Etwas zurückhaltend hüpfte Tibor Pleiß bei der Jubelfeier mit bandagiertem Unterschenkel auf und ab. Im Augenblick des ersten Euroleague-Triumphs eines deutschen Basketballers seit knapp zwei Jahrzehnten war die Verletzung für den 2,21 Meter großen Hünen schon fast wieder vergessen.
«Es sind so viel Adrenalin und so viele Emotionen, das Bein ist nicht wichtig. Ein Traum wird wahr. Das ist die Kirsche auf der Torte», schwärmte der 31 Jahre alte Rheinländer nach dem 86:81 mit Anadolu Efes Istanbul im Endspiel des Final Four gegen den FC Barcelona in Köln. Immer wieder schaute Pleiß nach seiner Familie auf der Tribüne der Arena. «Das ist der geilste Moment meines Lebens. In meiner Heimatstadt das Ding zu gewinnen – dass ich auf den Platz trete und mein Ding mache, meine Momente hatte, ist unbeschreiblich.»
Spiel gedreht
Als Pleiß beim Stand von 15:22 im zweiten Viertel ins Spiel kam, drehte sich die Partie. Der Center steuerte fünf Zähler und drei Rebounds bei – musste aber nach knapp acht Minuten beim 32:29 mit einer Wadenverletzung auf die Bank. Anadolu geriet nie wieder in Rückstand, auch wenn es bis zur Schlussphase eng blieb.
Mit einem Kühlpack auf dem linken Unterschenkel verfolgte Pleiß den Sieg von außen. «Mein Team hat mir in der Halbzeit gesagt: Du hast uns so gut geholfen, jetzt holen wir dir auch das Ding», berichtete er bei Magentasport. «Es ist für ihn und Deutschland historisch», sagte sein Teamkollege Vasilije Micic, der früher für den FC Bayern spielte. «Er hat eine unfassbare Hingabe für Basketball. Er ist immer bereit und hat uns heute einen Extra-Boost verschafft.»

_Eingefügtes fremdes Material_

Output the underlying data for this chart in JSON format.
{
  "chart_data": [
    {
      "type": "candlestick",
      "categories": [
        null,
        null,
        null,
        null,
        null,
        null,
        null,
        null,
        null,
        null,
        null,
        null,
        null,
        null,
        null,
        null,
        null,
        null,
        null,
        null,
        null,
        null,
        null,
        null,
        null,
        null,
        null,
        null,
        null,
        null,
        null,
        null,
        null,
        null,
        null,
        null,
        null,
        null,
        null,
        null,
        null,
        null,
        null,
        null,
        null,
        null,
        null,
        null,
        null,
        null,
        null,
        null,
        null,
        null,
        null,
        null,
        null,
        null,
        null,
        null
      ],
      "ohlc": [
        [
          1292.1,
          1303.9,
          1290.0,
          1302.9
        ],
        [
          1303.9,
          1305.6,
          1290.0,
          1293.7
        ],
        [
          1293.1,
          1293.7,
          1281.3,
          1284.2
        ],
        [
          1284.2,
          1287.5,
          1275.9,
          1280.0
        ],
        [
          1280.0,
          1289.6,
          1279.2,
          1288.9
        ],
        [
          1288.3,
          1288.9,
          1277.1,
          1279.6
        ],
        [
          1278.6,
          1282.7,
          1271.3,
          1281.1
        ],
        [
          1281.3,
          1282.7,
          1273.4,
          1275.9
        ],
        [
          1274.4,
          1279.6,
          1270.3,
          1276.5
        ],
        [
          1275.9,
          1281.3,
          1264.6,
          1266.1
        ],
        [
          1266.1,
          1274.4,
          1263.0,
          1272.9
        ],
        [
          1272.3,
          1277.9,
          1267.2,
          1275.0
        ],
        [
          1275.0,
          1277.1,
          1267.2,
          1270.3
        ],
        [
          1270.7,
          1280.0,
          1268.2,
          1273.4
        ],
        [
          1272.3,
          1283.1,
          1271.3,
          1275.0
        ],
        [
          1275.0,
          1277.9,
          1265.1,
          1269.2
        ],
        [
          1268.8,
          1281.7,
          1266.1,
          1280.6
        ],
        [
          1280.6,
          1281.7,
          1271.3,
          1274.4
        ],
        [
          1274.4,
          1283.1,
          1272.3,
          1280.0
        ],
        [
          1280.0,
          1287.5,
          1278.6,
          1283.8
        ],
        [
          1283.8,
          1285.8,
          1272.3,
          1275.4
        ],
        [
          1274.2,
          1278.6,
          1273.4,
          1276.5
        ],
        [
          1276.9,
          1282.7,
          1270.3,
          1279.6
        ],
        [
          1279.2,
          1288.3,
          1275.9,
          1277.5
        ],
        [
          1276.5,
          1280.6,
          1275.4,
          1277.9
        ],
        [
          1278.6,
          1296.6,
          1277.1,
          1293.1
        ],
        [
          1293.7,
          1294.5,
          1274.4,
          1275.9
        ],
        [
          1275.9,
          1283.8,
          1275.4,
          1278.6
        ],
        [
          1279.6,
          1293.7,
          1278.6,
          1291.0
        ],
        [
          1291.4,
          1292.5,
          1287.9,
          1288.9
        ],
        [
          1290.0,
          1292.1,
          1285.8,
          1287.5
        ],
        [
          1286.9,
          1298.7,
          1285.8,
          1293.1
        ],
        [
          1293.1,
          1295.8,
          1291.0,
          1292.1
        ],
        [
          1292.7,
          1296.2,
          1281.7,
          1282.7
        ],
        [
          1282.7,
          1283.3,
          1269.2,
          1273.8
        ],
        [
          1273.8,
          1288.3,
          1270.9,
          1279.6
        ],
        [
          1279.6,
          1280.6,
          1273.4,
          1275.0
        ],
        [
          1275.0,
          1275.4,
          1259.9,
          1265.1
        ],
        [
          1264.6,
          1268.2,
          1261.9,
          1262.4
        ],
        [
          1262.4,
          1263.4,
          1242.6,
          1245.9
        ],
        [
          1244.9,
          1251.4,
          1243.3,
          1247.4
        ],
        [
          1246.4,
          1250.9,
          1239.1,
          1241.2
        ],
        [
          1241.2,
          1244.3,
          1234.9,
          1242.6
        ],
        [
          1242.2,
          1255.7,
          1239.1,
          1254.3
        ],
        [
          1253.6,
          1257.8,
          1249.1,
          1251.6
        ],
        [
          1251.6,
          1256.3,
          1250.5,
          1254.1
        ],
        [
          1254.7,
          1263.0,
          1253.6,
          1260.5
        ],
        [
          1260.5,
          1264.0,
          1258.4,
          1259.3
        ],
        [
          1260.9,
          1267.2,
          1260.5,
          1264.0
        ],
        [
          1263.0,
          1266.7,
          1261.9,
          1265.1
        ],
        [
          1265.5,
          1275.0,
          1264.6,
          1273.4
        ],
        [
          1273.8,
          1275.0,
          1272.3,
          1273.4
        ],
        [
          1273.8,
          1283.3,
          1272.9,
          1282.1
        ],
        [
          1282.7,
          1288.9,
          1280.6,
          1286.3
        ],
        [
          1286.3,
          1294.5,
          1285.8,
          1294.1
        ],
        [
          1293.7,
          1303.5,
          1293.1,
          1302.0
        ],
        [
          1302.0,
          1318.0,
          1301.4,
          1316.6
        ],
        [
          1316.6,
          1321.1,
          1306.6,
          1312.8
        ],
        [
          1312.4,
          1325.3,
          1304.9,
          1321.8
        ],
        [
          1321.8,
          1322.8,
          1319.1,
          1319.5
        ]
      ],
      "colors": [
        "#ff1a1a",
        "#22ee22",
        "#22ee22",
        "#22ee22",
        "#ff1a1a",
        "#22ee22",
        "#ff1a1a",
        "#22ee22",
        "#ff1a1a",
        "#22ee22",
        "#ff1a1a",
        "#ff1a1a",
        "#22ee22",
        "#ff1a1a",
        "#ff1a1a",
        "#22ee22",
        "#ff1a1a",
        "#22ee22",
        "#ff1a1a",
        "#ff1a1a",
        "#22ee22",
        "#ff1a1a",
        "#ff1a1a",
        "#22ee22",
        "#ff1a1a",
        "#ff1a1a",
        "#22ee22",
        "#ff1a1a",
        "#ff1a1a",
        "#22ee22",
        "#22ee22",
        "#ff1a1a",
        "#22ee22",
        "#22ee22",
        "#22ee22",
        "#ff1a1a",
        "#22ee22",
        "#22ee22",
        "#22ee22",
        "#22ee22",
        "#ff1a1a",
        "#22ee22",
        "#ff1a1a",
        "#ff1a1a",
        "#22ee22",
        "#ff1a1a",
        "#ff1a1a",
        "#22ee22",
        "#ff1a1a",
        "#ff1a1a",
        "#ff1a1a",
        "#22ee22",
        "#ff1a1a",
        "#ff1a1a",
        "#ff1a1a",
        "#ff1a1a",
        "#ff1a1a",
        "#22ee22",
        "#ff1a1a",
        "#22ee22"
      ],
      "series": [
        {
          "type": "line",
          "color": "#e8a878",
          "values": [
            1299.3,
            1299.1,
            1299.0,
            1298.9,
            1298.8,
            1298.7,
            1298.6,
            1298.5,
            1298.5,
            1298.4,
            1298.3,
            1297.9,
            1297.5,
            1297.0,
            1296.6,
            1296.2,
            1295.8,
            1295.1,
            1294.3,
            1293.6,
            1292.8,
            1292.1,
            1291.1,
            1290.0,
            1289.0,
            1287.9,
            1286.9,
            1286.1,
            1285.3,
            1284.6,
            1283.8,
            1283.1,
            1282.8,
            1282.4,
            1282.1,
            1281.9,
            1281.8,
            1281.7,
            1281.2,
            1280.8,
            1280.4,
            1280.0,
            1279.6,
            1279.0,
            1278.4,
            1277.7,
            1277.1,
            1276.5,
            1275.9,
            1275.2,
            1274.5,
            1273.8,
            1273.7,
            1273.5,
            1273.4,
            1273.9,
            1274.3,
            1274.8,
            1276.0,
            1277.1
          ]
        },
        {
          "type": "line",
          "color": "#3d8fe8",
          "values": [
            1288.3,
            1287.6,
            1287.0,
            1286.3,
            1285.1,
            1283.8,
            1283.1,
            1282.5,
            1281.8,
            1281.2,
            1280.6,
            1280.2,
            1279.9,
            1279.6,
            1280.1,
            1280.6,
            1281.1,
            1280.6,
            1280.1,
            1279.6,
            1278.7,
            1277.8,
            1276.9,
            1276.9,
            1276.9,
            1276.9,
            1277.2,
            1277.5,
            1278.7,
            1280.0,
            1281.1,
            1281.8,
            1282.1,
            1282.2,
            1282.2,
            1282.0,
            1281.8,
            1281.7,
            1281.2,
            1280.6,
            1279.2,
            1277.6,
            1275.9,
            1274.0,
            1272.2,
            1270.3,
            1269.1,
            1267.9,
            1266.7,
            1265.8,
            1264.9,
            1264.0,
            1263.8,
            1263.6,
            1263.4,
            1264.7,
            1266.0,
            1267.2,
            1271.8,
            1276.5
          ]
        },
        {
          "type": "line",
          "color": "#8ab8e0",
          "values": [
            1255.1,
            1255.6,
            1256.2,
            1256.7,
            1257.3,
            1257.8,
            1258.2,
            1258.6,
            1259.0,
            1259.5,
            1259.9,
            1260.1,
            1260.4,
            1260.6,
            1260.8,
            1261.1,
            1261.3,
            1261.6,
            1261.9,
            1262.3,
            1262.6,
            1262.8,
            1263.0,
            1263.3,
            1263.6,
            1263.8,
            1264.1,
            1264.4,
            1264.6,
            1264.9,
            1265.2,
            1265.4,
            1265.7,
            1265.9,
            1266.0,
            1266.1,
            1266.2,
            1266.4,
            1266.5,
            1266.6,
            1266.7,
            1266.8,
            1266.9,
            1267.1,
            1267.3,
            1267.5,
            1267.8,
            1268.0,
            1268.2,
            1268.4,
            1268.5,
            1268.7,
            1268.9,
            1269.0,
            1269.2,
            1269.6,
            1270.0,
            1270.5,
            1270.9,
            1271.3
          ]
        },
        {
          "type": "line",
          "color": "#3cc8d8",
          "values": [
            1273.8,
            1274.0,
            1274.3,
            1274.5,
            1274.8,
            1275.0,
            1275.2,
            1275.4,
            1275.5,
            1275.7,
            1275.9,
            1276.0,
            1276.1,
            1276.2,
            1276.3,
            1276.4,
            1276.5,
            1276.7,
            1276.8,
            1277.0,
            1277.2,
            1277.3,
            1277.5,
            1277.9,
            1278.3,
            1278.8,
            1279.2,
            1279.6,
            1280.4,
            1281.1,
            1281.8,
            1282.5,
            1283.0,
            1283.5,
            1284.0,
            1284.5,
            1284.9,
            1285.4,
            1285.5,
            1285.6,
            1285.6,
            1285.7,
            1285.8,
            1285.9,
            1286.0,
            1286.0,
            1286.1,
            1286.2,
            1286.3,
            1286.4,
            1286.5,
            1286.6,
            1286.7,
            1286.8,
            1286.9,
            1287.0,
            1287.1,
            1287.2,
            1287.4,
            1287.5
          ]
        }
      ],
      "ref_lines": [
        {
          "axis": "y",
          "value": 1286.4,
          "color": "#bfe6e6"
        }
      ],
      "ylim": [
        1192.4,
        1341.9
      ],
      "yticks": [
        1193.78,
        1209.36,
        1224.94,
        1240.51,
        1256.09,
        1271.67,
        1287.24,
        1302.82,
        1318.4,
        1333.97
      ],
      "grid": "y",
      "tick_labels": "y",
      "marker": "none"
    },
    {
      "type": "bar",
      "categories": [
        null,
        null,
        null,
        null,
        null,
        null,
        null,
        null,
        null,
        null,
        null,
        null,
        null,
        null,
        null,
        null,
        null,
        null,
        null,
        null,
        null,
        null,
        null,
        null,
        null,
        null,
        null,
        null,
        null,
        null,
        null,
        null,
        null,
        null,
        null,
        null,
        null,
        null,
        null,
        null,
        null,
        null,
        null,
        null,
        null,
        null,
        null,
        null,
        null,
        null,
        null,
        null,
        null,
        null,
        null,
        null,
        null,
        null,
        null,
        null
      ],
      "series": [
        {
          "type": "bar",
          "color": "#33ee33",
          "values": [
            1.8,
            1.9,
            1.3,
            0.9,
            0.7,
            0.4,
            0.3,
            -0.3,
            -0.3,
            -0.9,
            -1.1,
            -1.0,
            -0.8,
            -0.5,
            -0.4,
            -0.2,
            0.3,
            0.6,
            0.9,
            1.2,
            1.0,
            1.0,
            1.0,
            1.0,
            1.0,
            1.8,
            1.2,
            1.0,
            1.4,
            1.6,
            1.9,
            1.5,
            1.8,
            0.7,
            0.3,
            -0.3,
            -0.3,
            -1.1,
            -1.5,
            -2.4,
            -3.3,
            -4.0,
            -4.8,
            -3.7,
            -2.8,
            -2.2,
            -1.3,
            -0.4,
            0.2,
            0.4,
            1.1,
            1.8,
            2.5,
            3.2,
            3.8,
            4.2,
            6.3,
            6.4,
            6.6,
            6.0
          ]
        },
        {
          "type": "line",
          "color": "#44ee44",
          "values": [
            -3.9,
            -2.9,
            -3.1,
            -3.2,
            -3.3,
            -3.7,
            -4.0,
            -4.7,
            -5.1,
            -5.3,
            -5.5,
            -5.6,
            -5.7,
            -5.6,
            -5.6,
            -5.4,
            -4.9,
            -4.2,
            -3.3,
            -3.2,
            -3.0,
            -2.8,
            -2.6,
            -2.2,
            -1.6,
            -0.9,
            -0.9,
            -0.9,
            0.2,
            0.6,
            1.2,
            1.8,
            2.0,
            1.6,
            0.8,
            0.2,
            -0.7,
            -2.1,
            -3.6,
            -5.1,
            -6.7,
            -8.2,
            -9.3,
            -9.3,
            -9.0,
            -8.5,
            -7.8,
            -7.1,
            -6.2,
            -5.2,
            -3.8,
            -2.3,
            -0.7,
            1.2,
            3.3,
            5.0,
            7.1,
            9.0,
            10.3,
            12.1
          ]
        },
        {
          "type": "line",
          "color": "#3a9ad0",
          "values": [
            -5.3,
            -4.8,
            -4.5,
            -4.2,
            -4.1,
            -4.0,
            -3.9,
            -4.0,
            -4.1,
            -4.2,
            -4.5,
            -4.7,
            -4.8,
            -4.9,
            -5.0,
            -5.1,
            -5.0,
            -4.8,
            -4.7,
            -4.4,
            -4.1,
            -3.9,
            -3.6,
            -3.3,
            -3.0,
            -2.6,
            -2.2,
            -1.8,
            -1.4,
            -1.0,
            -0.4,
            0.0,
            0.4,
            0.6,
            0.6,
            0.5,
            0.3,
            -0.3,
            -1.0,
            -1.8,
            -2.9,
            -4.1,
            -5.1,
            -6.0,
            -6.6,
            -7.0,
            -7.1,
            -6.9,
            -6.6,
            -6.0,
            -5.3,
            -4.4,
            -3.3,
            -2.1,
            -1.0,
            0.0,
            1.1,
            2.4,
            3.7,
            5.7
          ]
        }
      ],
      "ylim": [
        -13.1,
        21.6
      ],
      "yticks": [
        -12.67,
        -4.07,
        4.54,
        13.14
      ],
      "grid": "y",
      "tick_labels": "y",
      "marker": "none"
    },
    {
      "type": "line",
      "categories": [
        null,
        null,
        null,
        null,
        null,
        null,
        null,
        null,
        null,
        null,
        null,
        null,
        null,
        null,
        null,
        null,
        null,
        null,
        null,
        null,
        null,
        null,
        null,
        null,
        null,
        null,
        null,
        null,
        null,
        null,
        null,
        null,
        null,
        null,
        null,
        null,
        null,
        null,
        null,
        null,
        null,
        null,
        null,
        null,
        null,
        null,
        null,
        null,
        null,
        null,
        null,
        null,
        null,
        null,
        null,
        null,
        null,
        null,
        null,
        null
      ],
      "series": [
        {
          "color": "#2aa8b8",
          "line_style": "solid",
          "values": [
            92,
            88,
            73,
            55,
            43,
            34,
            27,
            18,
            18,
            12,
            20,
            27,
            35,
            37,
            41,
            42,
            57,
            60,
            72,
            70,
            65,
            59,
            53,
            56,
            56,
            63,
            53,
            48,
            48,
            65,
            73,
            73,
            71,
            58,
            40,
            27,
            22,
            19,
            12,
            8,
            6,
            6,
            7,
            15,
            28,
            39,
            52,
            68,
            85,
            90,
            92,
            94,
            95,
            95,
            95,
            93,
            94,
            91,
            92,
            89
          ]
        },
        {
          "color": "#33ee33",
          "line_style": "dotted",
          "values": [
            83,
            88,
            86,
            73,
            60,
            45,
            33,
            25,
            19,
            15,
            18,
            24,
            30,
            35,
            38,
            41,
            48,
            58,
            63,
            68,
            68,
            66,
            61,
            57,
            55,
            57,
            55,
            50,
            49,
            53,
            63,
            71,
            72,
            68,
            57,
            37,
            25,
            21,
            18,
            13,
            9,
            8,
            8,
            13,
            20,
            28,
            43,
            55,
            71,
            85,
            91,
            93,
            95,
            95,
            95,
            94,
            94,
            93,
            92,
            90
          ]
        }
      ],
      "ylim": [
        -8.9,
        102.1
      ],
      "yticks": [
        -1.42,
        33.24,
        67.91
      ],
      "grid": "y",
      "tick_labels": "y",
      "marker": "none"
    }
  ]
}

Europäischer Spitzenspieler
In der modernen Euroleague-Ära hatte bislang als deutscher Profi nur Patrick Femerling 2003 mit Barcelona den Titel gewonnen, Christian Welp 1997 mit Olympiakos Piräus und Michael Koch 2000 mit Panathinaikos Athen triumphierten in Vorgängerformaten der Königsklasse.
Pleiß war 2018 zu Anadolu gewechselt, unterlag direkt in seiner ersten Saison im Euroleague-Finale ZSKA Moskau. «Vor zwei Jahren haben wir es nicht geschafft. Ich hatte auch etwas gut zu machen, vor zwei Jahren habe ich keinen Punkt gemacht», sagte der Ex-NBA-Profi.
Einsatz im Nationaltrikot
Noch länger liegt der bislang letzte Einsatz von Pleiß im deutschen Nationaltrikot zurück. Nach einem Zerwürfnis mit dem Deutschen Basketball Bund im Sommer 2016 war er trotz seiner europäischen Spitzenklasse nicht mehr für das Nationalteam berufen wurde. Damals hatte er die DBB-Auswahl mitten in der EM-Qualifikation verlassen, weil er sich für einen neuen NBA-Vertrag empfehlen wollte.
Auf den Center in Top-Form dürfte Bundestrainer Henrik Rödl in der anstehenden Olympia-Qualifikation, die in knapp einem Monat beginnt, kaum verzichten können. Damit wollte sich Pleiß aber noch nicht beschäftigen: «Das ist bei mir jetzt gerade kein Thema, erst mal mit den Jungs jetzt feiern.»